Advertising involves paying to disseminate a message that identifies a brand (product or service) or an
organization being promoted to many people at one time. The typical media that organizations utilize for
advertising of course include television, magazines, newspapers, the Internet, direct mail, and radio.
Businesses also advertise on mobile devices and social media such as Facebook, blogs, and Twitter.
Consumer sales promotions consist of short-term incentives such as coupons, contests, games, rebates,
and mail-in offers that supplement the advertising and sales efforts. Sales promotions include promotions
that are not part of another component of the communication mix and are often developed to get
customers and potential customers to take action quickly, make larger purchases, and/or make repeat
purchases.
In business-to-business marketing, sales promotions are typically called trade promotions because they
are targeted to channel members who conduct business or trade with consumers. Trade promotions
include trade shows and special incentives given to retailers to market particular products and services,
such as extra money, in-store displays, and prizes.
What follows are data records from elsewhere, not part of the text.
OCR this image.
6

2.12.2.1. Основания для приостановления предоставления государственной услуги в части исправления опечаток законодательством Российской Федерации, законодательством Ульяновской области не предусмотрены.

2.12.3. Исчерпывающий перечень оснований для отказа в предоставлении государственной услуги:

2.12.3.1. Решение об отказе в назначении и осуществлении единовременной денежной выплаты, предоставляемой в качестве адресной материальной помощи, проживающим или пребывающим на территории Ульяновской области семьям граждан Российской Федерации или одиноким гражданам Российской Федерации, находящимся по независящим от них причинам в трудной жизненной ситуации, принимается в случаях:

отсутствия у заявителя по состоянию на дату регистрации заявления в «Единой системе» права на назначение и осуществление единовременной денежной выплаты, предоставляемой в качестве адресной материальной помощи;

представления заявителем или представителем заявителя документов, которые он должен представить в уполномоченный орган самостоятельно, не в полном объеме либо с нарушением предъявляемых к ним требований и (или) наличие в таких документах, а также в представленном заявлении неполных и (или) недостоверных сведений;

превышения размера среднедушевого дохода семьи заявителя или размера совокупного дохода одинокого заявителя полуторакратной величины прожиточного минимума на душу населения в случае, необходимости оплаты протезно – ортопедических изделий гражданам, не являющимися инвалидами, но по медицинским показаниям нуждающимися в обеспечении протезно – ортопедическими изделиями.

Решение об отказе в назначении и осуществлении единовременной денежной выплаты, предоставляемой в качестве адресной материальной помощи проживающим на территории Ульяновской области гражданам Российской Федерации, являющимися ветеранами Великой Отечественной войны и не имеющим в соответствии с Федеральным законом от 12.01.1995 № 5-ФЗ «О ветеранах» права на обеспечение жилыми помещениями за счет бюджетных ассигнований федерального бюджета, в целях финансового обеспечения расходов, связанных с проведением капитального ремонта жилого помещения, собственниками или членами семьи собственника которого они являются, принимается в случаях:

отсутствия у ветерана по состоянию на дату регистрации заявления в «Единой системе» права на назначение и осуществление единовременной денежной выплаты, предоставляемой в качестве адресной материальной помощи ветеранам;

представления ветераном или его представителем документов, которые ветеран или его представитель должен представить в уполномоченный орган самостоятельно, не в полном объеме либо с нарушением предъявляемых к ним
Direct marketing involves the delivery of personalized and often interactive promotional materials to
individual consumers via channels such as mail, catalogs, Internet, e-mail, telephone, and direct-response
advertising. By targeting consumers individually, organizations hope to get consumers to take action.
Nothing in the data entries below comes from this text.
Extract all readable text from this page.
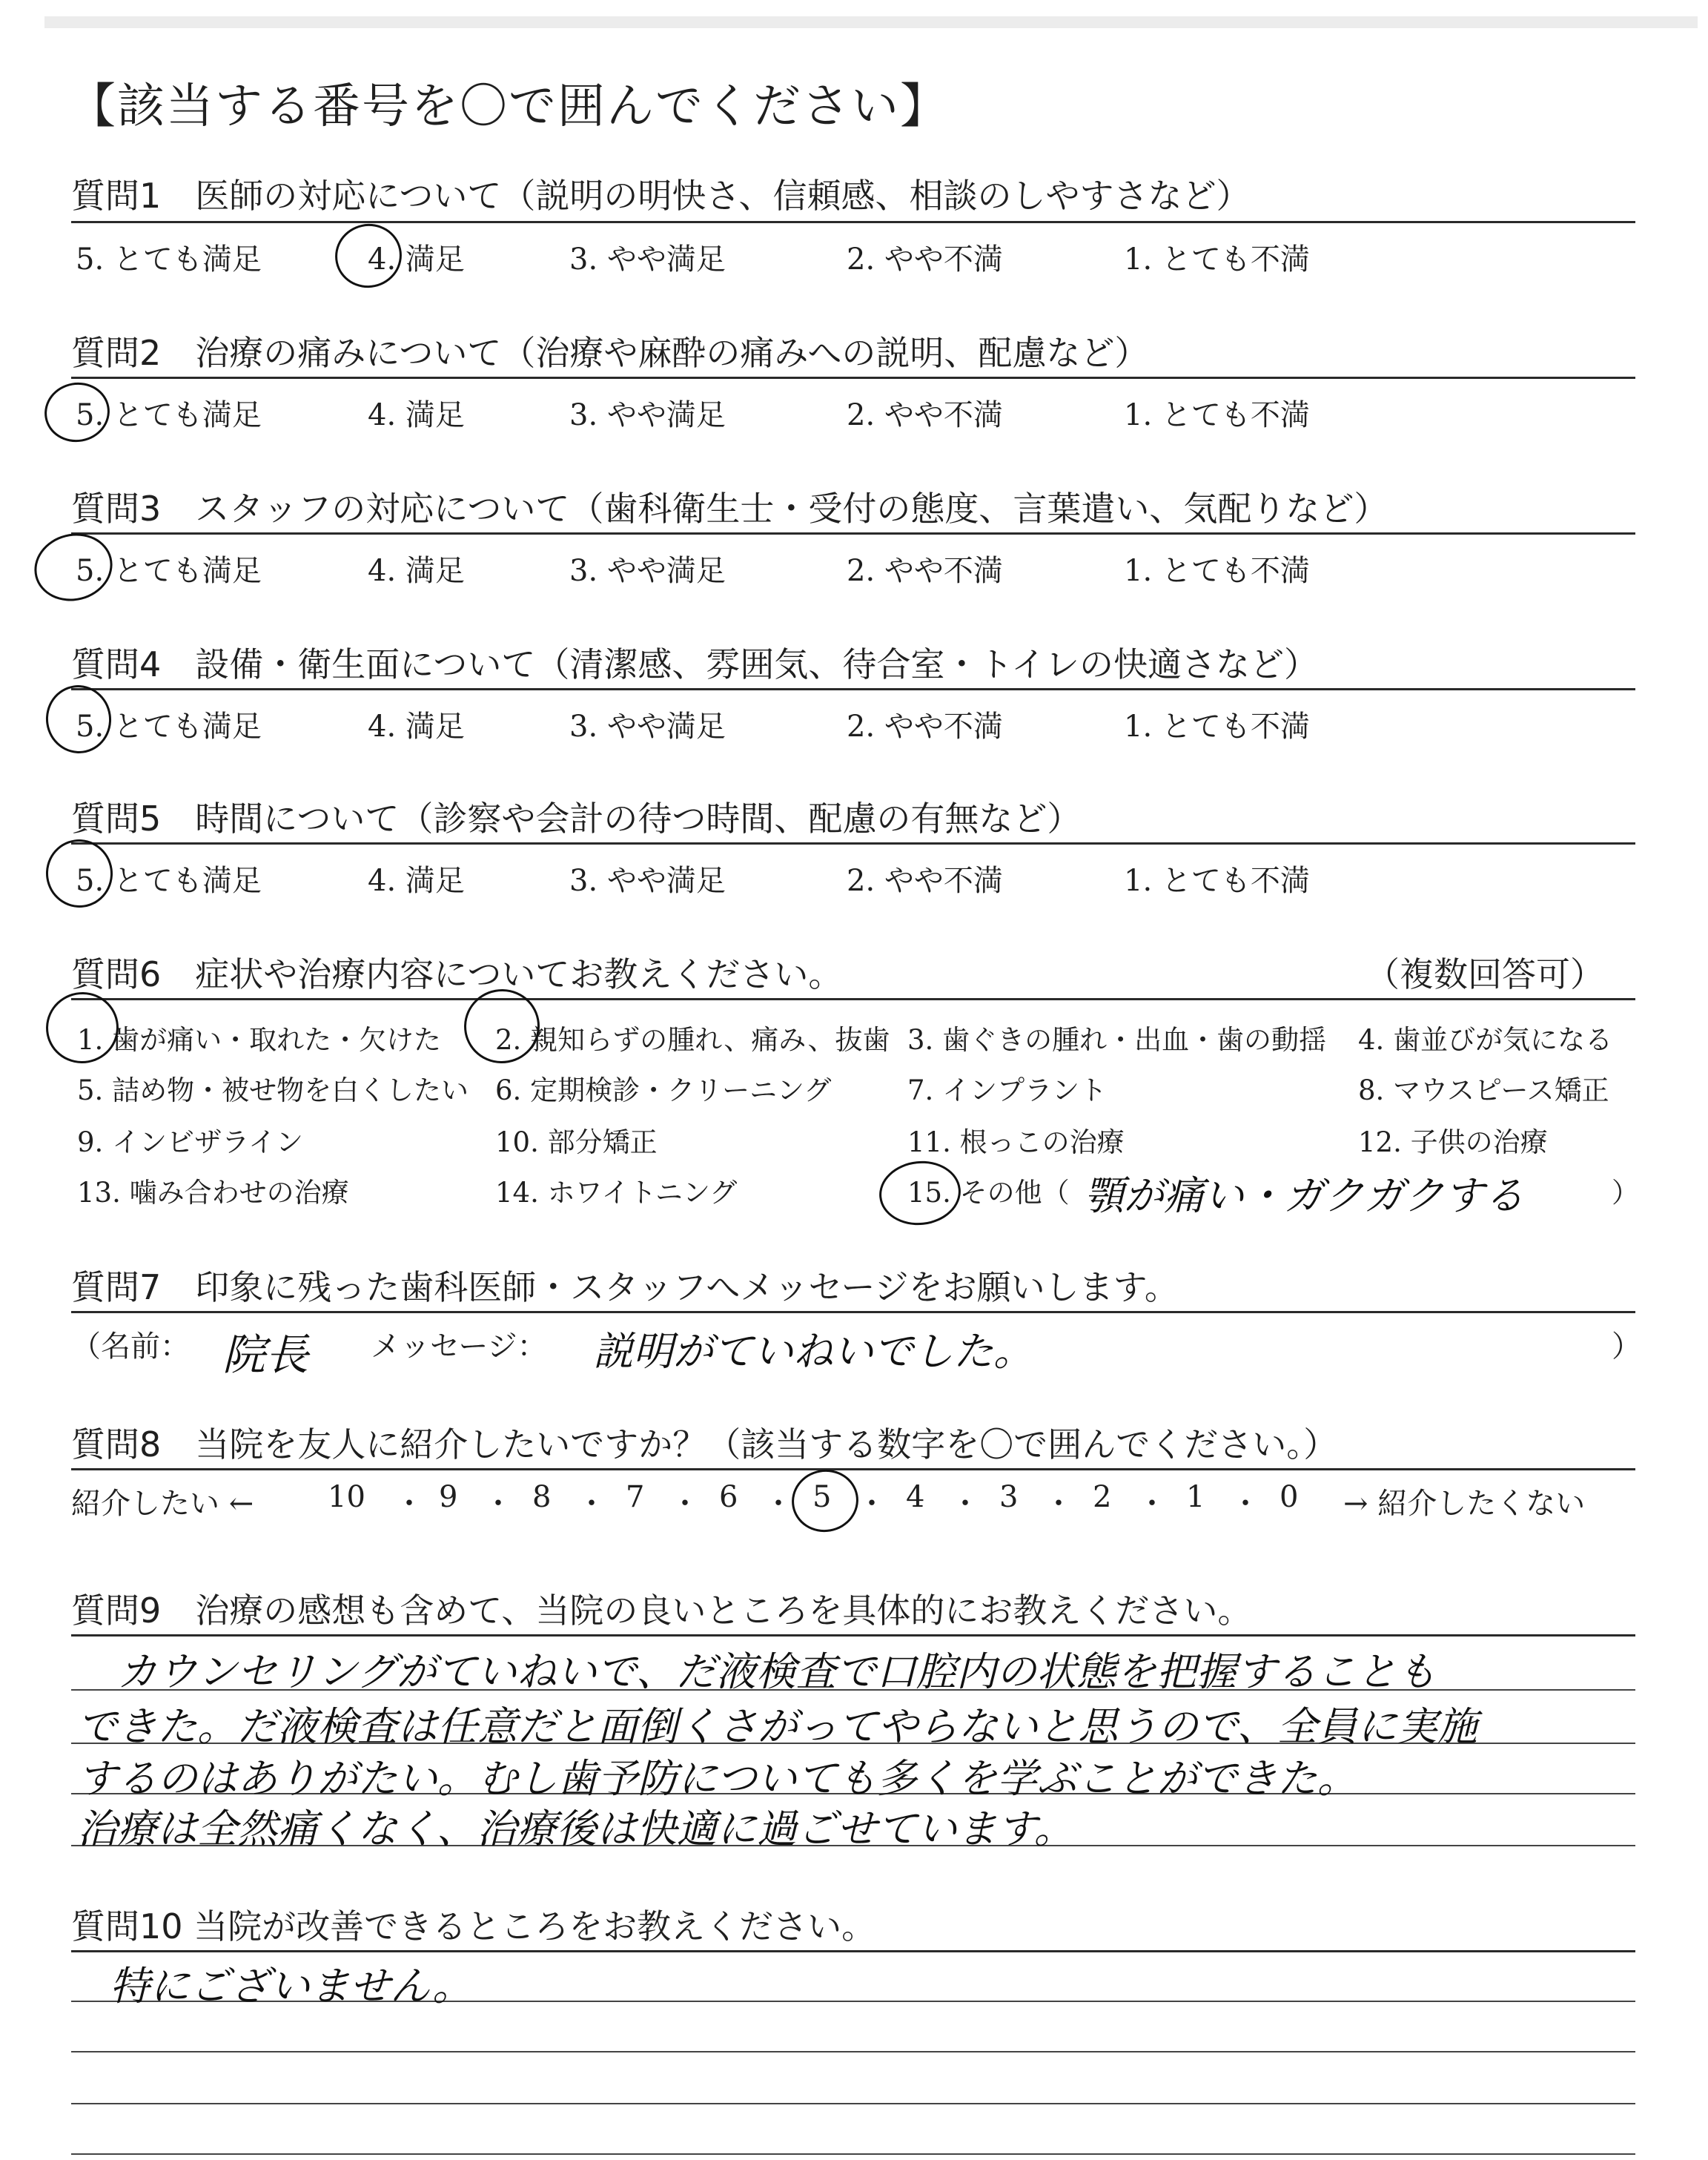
【該当する番号を〇で囲んでください】
質問1　医師の対応について（説明の明快さ、信頼感、相談のしやすさなど）
5. とても満足	4. 満足	3. やや満足	2. やや不満	1. とても不満
質問2　治療の痛みについて（治療や麻酔の痛みへの説明、配慮など）
5. とても満足	4. 満足	3. やや満足	2. やや不満	1. とても不満
質問3　スタッフの対応について（歯科衛生士・受付の態度、言葉遣い、気配りなど）
5. とても満足	4. 満足	3. やや満足	2. やや不満	1. とても不満
質問4　設備・衛生面について（清潔感、雰囲気、待合室・トイレの快適さなど）
5. とても満足	4. 満足	3. やや満足	2. やや不満	1. とても不満
質問5　時間について（診察や会計の待つ時間、配慮の有無など）
5. とても満足	4. 満足	3. やや満足	2. やや不満	1. とても不満
質問6　症状や治療内容についてお教えください。	（複数回答可）
1. 歯が痛い・取れた・欠けた 2. 親知らずの腫れ、痛み、抜歯 3. 歯ぐきの腫れ・出血・歯の動揺 4. 歯並びが気になる
5. 詰め物・被せ物を白くしたい 6. 定期検診・クリーニング	7. インプラント	8. マウスピース矯正
9. インビザライン	10. 部分矯正	11. 根っこの治療	12. 子供の治療
13. 噛み合わせの治療	14. ホワイトニング	15. その他（ 顎が痛い・ガクガクする	）
質問7　印象に残った歯科医師・スタッフへメッセージをお願いします。
（名前： 院長 メッセージ： 説明がていねいでした。	）
質問8　当院を友人に紹介したいですか？（該当する数字を〇で囲んでください。）
紹介したい ←	→ 紹介したくない
10 ・ 9 ・ 8 ・ 7 ・ 6 ・ 5 ・ 4 ・ 3 ・ 2 ・ 1 ・ 0
質問9　治療の感想も含めて、当院の良いところを具体的にお教えください。
　カウンセリングがていねいで、だ液検査で口腔内の状態を把握することも
できた。だ液検査は任意だと面倒くさがってやらないと思うので、全員に実施
するのはありがたい。むし歯予防についても多くを学ぶことができた。
治療は全然痛くなく、治療後は快適に過ごせています。
質問10 当院が改善できるところをお教えください。
特にございません。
Professional selling is an interactive, paid approach to marketing that involves a buyer and a seller. The
interaction between the two parties can occur in person, by telephone, or via another technology.
Whatever medium is used, developing a relationship with the buyer is usually something the seller
desires.
When you interview for internships or full-time positions and try to convince potential employers to hire
you, you are engaging in professional selling. The interview is very similar to a buyer-seller situation. Both
the buyer and seller have objectives they hope to achieve. Business-to-business marketers generally
utilize professional selling more often than most business-to-consumer marketers. If you have ever
attended a Pampered Chef party or purchased something from an Amway or Mary Kay representative,
you’ve been exposed to professional selling.
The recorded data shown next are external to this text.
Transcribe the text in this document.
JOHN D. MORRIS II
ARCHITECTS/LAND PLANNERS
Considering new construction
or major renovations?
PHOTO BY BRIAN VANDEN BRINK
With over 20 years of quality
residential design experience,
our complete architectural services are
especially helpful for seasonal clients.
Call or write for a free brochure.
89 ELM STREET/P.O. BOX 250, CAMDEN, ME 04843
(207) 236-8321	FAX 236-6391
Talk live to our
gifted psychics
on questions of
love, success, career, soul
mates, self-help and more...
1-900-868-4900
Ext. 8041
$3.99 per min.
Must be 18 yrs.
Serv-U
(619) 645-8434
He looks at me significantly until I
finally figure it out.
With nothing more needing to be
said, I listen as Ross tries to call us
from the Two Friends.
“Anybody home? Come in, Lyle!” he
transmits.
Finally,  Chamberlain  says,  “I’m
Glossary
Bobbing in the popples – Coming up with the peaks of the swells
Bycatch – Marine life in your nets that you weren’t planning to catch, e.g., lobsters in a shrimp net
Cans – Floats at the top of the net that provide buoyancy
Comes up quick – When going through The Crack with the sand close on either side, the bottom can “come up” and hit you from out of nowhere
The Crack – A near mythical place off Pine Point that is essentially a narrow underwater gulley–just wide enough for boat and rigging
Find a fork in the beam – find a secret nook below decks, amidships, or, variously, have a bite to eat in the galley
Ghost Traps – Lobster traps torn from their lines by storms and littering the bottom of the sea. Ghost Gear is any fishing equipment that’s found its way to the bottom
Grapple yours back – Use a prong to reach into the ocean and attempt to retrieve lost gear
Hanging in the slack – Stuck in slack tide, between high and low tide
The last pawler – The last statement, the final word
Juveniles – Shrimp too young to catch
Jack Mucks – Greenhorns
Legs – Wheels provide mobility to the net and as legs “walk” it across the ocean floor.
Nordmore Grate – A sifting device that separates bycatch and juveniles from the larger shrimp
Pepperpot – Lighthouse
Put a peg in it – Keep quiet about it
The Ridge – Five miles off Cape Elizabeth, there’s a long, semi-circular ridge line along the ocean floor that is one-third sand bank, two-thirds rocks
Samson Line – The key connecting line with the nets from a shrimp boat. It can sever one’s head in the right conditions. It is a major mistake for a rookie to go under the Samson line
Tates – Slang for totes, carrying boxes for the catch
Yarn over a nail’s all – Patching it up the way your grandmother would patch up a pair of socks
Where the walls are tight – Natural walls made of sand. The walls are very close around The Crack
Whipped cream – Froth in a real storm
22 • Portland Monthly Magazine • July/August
Public relations (PR) involves communication designed to help improve and promote an organization’s
image and products. PR is often perceived as more neutral and objective than other forms of promotion
because much of the information is tailored to sound as if it has been created by an organization
independent of the seller. Public relations materials include press releases, publicity, and news
conferences. While other techniques such as product placement and sponsorships, especially of events
and experiences, tend to generate a lot of PR, the growth of expenditures and importance of sponsorships
are so critical for so many companies that it is often considered a separate component in the
communication mix. Many companies have internal PR departments or hire PR firms to find and create
public relations opportunities for them. As such, PR is part of a company’s promotion budget and their
integrated marketing communications.
Sponsorships typically refer to financial support for events, venues, or experiences and provide the
opportunity to target specific groups. Sponsorships enhance a company’s image and usually generate
public relations. With an increasing amount of money being spent on sponsorships, they have become an
important component of the promotion mix.
Sales Promotion:
Definition:
Materials that act as a direct inducement, offering added value, or incentive for the product, to resellers,
sales persons or consumers. Designed for immediate (short term) increase in product sales.